By and large, however, “if we’re talking about health, a litter that is low to no dust, and chemical and fragrance free is going to be the best,” says Toth, who mentions a few – and environmentally-friendly – brands her store carries.
“Sustainably Yours is a corn and cassava litter and is completely sustainable. It fits all of those standards for cat health, is good for clumping, and is part of a project that protects the rainforest.”
Also renewable is Cocokitty, a 100-percent organic, biodegradable, and compostable no-dust, no-fragrance litter. Entirely plant-based, it is the first kitty litter ever to be made from coconuts.
The Bottom Line
While automated, self-cleaning litter boxes may sound amazing, they might not be the answer prayer pet owners are hoping for. Those that are effective are prohibitively expensive for the average cat owner, says Toth, and those that are affordable typically are not applicable with low-dust, hypoallergenic litters.
“I’ve also had a patient or two that has been scared by an automatic litter box,” says Dr. Palin. “There’s supposed to be a delay [before they turn on], but … sometimes a cat is in the area and suddenly their bathroom is coming alive! It’s something to take into consideration.”
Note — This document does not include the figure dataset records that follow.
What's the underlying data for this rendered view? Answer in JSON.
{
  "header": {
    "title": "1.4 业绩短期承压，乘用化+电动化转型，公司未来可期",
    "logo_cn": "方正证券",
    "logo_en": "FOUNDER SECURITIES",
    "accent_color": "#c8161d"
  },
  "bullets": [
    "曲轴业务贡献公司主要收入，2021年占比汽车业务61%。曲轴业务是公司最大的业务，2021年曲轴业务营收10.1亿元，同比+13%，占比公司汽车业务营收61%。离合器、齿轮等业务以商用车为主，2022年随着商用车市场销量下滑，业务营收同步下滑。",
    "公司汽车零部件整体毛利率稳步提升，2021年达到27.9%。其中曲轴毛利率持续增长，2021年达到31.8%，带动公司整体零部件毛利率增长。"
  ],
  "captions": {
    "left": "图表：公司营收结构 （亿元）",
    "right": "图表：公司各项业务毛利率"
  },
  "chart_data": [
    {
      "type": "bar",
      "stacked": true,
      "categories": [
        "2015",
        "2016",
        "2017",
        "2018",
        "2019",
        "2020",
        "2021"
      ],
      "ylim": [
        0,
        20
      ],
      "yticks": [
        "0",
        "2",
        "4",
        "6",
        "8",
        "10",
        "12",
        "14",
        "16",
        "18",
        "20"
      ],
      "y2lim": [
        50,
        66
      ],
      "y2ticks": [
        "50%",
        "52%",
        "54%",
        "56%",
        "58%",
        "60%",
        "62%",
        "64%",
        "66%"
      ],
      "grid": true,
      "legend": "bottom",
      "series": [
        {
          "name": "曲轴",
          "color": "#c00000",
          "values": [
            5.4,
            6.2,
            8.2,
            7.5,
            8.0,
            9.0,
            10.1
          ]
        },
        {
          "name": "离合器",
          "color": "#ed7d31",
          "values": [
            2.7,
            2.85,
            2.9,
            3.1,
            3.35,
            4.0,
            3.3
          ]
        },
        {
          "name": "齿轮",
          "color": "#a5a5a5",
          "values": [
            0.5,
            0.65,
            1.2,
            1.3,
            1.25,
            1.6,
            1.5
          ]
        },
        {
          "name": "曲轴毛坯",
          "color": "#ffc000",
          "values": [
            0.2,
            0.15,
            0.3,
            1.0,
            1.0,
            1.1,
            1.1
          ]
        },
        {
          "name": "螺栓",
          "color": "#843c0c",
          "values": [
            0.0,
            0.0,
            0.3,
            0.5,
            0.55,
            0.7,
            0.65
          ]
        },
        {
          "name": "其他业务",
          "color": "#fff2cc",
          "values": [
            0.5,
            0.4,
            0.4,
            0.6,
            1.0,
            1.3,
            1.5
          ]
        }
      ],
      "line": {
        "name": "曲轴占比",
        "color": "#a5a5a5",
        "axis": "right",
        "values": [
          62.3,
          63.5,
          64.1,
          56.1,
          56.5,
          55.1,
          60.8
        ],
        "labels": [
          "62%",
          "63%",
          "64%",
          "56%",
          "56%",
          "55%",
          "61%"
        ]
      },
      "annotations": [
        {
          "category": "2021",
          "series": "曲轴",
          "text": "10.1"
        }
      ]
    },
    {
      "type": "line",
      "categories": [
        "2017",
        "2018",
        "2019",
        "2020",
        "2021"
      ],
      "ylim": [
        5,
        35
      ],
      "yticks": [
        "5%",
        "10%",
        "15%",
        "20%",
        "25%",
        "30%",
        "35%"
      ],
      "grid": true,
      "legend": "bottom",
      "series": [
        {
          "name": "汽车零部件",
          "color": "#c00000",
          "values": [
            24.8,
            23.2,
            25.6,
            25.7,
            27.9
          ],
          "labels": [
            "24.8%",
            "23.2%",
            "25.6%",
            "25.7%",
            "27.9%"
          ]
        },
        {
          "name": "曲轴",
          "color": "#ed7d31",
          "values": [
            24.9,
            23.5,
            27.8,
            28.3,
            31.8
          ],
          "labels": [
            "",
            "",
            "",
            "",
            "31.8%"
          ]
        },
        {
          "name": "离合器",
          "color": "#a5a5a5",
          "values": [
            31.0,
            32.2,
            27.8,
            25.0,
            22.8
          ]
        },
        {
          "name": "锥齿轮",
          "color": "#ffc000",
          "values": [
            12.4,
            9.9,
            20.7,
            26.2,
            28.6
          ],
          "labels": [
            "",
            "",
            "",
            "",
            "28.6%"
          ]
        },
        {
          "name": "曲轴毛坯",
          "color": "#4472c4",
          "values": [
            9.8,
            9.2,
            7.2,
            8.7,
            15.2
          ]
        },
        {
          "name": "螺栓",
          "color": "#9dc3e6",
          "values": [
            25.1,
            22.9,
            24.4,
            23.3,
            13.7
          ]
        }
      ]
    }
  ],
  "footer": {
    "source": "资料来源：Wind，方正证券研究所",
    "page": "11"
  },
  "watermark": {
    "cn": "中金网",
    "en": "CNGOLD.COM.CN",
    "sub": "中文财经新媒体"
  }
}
Both subject experts agree that a standard uncovered litter box that is cleaned regularly and refilled with a quality litter is a pet owner’s best bet.
“The bottom line: once you find the cat litter, the box, and the location – don’t change it,” says Dr. Palin. “When you find what works, leave well enough alone.”
And always seek professional assistance if you believe something is amiss.
“If your cat stops using the litter box, the first thing to do is consult your veterinarian,” she continues. “It isn’t always a behavioral problem. There are a lot of health reasons that a cat may stop using its box. Be sure to rule those out first.”